Trinity Sunday – May 29, 2016
I’m preaching on the Romans text today, which feels a little weird, given the joyous embodiment of the gospel in the sermon the children preached together last week. Now here I am, setting out to talk about a passage on justification. Such a heavy word. Still, I hope that the gift the children gave us when they helped us discover those parables anew stays with us, and helps us read other passages with new eyes, too.
Paul writes in Romans that we are justified by faith. Not just any faith, though – not some white-knuckled grip on God, willing ourselves to believe – but specifically, the faith of Jesus Christ. Jesus’ faith. We are justified through him, and because of this, Paul says, we stand in grace.
We stand in grace, because of Jesus’ faith, not our own efforts. To stand in grace, to stand in someone else’s faith, to be justified by that someone else’s faith – I find that both mystifying, and freeing.
Freeing, because we are free from earning grace, but free too from the pressure or temptation to boast in ourselves or our works, our faith. When we stand in grace, says Paul, we boast not in ourselves but in hope – hope of God’s glory. God’s glory, shared with us.
What to make of this other bit though, about boasting in our sufferings? The idea that suffering leads to endurance, which in turn leads to character makes sense, I suppose. Maybe you’ve even heard this sort of thing discussed with some kind of sports analogy at some point in your life. While problematic, it’s an understandable comparison – suffering hill after hill on my bicycle, say (a mild suffering, all told), has produced some athletic endurance, and that endurance certainly contributes to a kind of character I feel glad to have, albeit one that has little to do with justification, or with faith in general. That kind of suffering, endurance, and character do not lead me to hope. They just help me climbs hills a little faster than I used to.
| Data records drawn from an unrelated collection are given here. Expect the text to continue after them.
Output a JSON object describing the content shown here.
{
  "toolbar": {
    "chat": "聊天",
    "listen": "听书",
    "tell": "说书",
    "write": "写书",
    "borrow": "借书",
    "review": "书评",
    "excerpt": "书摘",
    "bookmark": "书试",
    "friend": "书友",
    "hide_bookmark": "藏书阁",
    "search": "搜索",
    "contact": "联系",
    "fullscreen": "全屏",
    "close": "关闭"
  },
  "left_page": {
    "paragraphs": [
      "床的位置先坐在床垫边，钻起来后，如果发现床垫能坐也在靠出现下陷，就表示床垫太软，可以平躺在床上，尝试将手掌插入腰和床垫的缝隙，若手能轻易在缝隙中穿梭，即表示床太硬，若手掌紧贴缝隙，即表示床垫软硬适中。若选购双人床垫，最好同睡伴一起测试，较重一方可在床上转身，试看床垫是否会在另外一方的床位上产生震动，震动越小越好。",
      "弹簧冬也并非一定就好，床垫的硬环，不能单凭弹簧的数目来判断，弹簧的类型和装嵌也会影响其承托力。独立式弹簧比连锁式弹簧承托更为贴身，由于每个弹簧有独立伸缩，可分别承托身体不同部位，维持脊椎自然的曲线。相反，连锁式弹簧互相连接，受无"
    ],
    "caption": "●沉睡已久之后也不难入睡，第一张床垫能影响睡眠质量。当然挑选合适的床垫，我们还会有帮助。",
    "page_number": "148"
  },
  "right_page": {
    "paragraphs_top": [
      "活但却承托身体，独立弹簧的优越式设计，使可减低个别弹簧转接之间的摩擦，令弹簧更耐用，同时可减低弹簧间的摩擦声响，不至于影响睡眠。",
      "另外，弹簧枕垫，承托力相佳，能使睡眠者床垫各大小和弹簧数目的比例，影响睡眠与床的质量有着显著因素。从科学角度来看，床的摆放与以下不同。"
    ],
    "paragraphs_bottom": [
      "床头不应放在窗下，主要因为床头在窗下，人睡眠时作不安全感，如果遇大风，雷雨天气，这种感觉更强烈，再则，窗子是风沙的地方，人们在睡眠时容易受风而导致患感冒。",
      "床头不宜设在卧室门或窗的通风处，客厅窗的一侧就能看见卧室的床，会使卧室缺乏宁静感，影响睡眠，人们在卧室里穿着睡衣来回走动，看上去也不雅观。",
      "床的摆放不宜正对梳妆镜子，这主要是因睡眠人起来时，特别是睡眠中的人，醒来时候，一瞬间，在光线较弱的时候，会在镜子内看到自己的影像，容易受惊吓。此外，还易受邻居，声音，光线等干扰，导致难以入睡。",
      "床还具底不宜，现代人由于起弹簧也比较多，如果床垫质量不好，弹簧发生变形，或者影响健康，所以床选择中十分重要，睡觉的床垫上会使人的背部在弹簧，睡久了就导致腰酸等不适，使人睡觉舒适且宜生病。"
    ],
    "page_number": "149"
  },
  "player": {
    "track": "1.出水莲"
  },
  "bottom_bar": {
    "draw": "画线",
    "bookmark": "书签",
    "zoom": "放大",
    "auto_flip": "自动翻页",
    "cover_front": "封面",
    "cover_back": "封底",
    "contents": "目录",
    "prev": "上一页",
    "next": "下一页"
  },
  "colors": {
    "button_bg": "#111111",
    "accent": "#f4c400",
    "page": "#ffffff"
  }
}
I can’t achieve my way into grace, into hope, by suffering or endurance, in that sense. There’s no Virtue Olympics I need to qualify for. Likewise, instances of actual suffering, rather than the self-inflicted pain of the athletics analogy, are not some moral training ground, some “all things work together for good” plan for turning pain into hope, suffering into grace.
What Paul writes, I’m beginning to think, applies less to individual triumphs over suffering, feats of endurance, than it does to how we stand in God’s grace together, as a community.
I think perhaps the only reason we might really boast in our suffering comes from the way it draws us together. Be it physical suffering, mental or emotional, or some kind of suffering caused by external forces of injustice and pain, persecution or violence, if suffering produces endurance I’d suggest it is only because we have to draw close to one another in order to endure it. Endurance, character, hope – these are not so much a product of suffering as they are simply what we need to survive. Sometimes we suffer, and that is not good – but by God’s grace, we are given what we need to continue onward.
A former seminary classmate of mine sent me a message this week expressing his support for Isaac, our pastor, now that Virginia Mennonite Conference has suspended his credentials. My colleague’s message was very concerned, amid the social media firestorm, about whether the church was looking after Isaac. Would he have the money he needs? What other non-financial needs does he have? Is anyone doing anything about any of these concerns?
I wanted to respond, DUH. Of course we are. No doubt there is always room for improvement, and we will need to continue to look for ways to support Isaac over the next year as VMC carries out their investigation. But I’m also confident that we will do just that, because that’s the character of this congregation as I know it.
If we can boast in anything, it is that we let troubling times draw us together, in simple, mundane ways, as well as bigger public actions and statements. We have, as Isaac and Drake would say, a really big team. And that is why I have hope – even for the struggling Mennonite church of which we are a part.
Hope does not disappoint us, because God’s love has been poured into our hearts through the Holy Spirit, that has been given to us.
Given. To us.
Every time I saw or thought of each of you this week, I thought,
We are so lucky, we are so blessed.
Thursday night, I was exhausted the way that I generally am after something I wrote goes live, and I was sitting at Fullsteam scribbling in a notebook, trying to figure out what to say in the next article, which was due in less than 24 hours. I looked up from the page and saw a curly haired silhouette coming toward me, and as my eyes refocused in the bright sunlight, I realized it was Tennyson. She insisted that we play a game of Jenga, and Melissa brought in dumplings from Chirba Chirba, and while we ate and played she helped me find my angle. That was a gift, a grace, when I was spilled out, empty, poured out all over the internet, no words left.
We stand in grace, through faith – a gift of God, poured into our hearts.
You are a gift. We are a gift to each other. Isaac is a gift.
The love of God poured into our hearts overflows. It is spilling out, spilling over, running in little streams to other people and other places who need it, too.
We stand in grace, this grace, a gift we’ve received, a gift we must pass on.